Temporal Guidance for Large Language Models
This work addresses efficiency issues in LLM decoding for researchers and practitioners, offering an incremental improvement over existing contrastive methods.
The paper tackles the computational overhead of contrastive decoding in large language models by proposing Temporal Guidance (TeGu), a method that uses multi-token prediction for self-contrast, achieving significant performance improvements with low additional resource costs across various models and benchmarks.
Contrastive Decoding (CD) enhances the generation quality of large language models (LLMs) but incurs significant additional computational overhead due to the need for an auxiliary model.

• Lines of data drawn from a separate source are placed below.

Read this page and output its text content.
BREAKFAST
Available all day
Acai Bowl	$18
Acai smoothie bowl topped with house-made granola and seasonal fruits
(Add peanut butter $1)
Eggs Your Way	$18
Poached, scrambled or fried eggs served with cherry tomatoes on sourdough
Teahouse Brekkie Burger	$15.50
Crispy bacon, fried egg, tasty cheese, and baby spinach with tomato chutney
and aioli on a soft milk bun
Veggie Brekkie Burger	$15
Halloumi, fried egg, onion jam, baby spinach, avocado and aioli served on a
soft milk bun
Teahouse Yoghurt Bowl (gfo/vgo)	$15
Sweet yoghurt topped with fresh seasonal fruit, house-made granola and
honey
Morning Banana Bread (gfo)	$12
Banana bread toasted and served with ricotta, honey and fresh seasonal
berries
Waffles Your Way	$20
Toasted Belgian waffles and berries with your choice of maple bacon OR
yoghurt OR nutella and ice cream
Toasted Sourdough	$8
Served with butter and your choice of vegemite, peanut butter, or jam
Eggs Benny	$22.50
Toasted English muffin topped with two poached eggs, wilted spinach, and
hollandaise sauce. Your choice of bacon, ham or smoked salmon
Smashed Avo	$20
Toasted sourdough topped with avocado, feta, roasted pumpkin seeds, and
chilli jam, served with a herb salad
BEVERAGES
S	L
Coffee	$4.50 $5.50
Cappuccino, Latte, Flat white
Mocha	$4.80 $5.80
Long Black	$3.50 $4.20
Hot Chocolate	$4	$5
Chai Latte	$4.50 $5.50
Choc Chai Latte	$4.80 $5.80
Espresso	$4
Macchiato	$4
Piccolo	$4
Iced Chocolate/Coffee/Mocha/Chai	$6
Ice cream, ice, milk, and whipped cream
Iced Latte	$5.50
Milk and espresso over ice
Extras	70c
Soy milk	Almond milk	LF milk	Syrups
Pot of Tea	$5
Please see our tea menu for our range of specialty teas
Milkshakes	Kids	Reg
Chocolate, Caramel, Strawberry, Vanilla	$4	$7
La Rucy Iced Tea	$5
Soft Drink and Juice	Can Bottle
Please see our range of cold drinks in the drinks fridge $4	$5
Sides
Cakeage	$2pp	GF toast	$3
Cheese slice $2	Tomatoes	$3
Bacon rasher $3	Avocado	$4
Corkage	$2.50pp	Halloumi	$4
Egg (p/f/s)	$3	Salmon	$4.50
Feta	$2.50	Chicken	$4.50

Existing internal self-contrastive decoding methods, such as Decoding by Contrasting Layers (DoLa), focus on discrepancies across different layers, which are notably unstable on small-scale models. In this work, based on the observation that LLMs exhibit local preferences, we propose a novel contrastive guidance strategy along the temporal dimension, namely Temporal Guidance (TeGu). Our method ingeniously leverages Multi-Token Prediction (MTP) to construct weaker amateur predictions for model self-contrast. To standardize the implementation of this mechanism, we further introduce a lightweight Conditional MTP Projector (cMTPP), which avoids maintaining multiple independent networks as required by other MTP modules. Across various model series and benchmarks, TeGu achieves significant performance improvements while maintaining low additional memory consumption and computational overhead.